Thursday, September 20, 2018

Fundamentals

There are good days and there are bad days, and for all of my life I've tried to make the bad days look good.

When you're little and things are off at home - when there are secrets to be kept, unstable adults to be managed, abuse to be endured - you learn how to make everything appear pleasant; you learn how to hide. It's a difficult lesson to unlearn, because your whole life is based on a fundamental dishonesty, and you've never had the crucial childhood experience of valuing truth. When other kids are owning up to their childish misdeeds, when your teachers encourage integrity, when you should be building an indelible identity, you're working on the daily task of making everything okay. You struggle and strive to maintain a facade because you know that somehow, if people see what's going on, your world will fall apart, and it will be your fault.

And when you grow up - when the legacy of all those lies eats away at you from the inside - you don't really know how to be a person. How to tell the truth. How to stick up for yourself. The lies poison you even as you smile and assure others that everything is fine.

I'm turning 32 this year, and in a few days I'm also reaching two years of sobriety. A lot of my growing up has happened in these past two years, because active drinking was just another way to hide. I'd mix my craft cocktails and smile and count down the seconds until I wasn't thinking about the lies anymore. Near the end of my alcohol use I'd pour my five o'clock Sazerac - because I stuck firm to my rules of when and what I was allowed to drink - and I would think, I don't even want to remember my name. And that habit was just an extension of the habits I learned when I was small. No one knew that alcohol was becoming a problem for me, just like no one knew that there wasn't enough food in the house, or that I didn't always have clean clothes, or that my first small glass of beer was poured by a parent when I was under ten years old. 

In these two years, I've had to face a lot about myself and a lot about the things that happened when I was young. It's been a constant dialogue between the person I want to be and the helpless person I was. I've unlearned so many bad habits, and I've made so much progress, but the urge to make everything look good has remained. That was my first lesson. That was my lodestone, the structure of my existence. 

I've spent a lot of time asking myself what my calling is in life. I don't have a normal job, so how do I justify myself? How do I describe what I do? And what I've come back to, again and again, is that I feel called to be honest about my struggles with mental illness. I've hoped that by telling my story I could help someone else, or a handful of someones. I've tried to speak plainly about depression, mania, disordered eating - I've tried to communicate my normal so that others might feel less alone. 

But I find myself bumping up against that fundamental dishonesty, because I still live my life as if everything is just fine. Nothing to see but a polished veneer, nothing to be worried about as I dazzle and deflect. Most of the time I get away with it, but I know down to my toes that I can't continue.

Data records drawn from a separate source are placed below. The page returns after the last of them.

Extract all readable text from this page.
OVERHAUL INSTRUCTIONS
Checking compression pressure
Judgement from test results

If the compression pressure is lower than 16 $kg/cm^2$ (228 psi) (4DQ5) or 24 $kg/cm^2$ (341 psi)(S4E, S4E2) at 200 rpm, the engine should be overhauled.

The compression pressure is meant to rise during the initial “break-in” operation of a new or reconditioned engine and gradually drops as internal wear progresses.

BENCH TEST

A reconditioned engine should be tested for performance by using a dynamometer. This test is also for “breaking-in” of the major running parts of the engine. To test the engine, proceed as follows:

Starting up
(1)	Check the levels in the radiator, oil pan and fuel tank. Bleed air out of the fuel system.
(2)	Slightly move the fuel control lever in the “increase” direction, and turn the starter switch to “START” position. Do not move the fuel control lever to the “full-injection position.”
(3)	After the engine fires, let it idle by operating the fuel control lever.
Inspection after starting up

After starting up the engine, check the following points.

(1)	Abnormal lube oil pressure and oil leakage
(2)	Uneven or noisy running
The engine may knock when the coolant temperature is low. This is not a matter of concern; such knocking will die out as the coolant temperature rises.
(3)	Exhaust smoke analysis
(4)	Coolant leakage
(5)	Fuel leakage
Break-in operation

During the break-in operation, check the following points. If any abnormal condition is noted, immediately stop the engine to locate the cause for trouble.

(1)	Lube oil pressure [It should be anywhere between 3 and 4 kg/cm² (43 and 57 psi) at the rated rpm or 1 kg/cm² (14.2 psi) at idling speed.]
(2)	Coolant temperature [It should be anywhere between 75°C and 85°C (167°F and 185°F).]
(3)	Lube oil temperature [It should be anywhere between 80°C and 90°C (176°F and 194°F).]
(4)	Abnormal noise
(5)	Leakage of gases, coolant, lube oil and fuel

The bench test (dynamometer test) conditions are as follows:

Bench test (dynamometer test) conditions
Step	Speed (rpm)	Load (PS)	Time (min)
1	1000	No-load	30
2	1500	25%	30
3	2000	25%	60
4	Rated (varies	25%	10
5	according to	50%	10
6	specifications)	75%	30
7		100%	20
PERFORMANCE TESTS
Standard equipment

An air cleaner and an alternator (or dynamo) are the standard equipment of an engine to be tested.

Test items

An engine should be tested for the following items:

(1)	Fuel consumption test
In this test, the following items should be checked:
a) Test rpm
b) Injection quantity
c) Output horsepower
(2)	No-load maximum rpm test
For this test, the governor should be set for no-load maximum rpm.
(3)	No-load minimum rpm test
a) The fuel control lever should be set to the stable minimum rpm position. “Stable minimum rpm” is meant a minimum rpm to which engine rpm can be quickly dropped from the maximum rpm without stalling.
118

My life is so beautiful in many respects, but if I don't deal with the hard stuff, the ugly stuff - if I don't admit to myself and to others that I have bad days - I am sober in name only. I am constitutionally incapable of being honest. 

When I was small I never learned that there was both value and joy in speaking honestly. I never understood that I might get help if I asked for it. I learned, instead, that I could make adults smile if I were clever and well dressed - I learned that a cutting joke or a vintage gown could distract from the bitterness at home. And I went home, and I drank, and I spun out the evenings in music and conversation, and I came to understand that things weren't too bitter if the vodka was cold enough.  

While my father passed from life into death - while I could have, should have felt the pain and sorrow of his illness and of those long irrevocable martini afternoons - I grit my teeth and layered on makeup and didn't let anyone see me cry. I didn't let anyone see I was angry. And I'm still recovering from that denial - I'm tired all the time, world-weary and sore. 

As I approach my two year soberversary, I know I have to let go of that tightfisted control over what other people might see. I know I must ask for help when I need it, and that I must set limits to preserve my mental health, and that I cannot simply fake it until I fall apart. And if my calling in life is really to be honest - if I want to speak my truth and help people who are too scared to speak their own - I must actually live up to that ideal.   

Dishonesty is its own sickness and its own addiction. If you can fool others, it whispers, you can fool yourself.   

So here I am, almost two years sober, and I've been ground down like a river rock and worn smooth like sea glass. I've been blessed in so many ways, and I'm also quietly angry a lot of the time; my anxiety is a significant issue and I get traumatic flashbacks in the bathtub. On days when I can't get past the bad things I struggle to write, paint, play an instrument; on good days I am aware of just how lucky I am. And I worry, rather too much, about making other people uncomfortable - I worry about awkward conversations, or denial from people I love, or rage and resentment as I set limits and stand up for myself - but I'm going to funnel all of my ambition into this new pursuit, honesty. I think it may help others; I know it will help me.

I need to learn this new lesson, the first lesson and the most important - 

Always tell the truth. Even when it's hard. Even if it hurts.

It might not look good. But eventually, life will get so much better.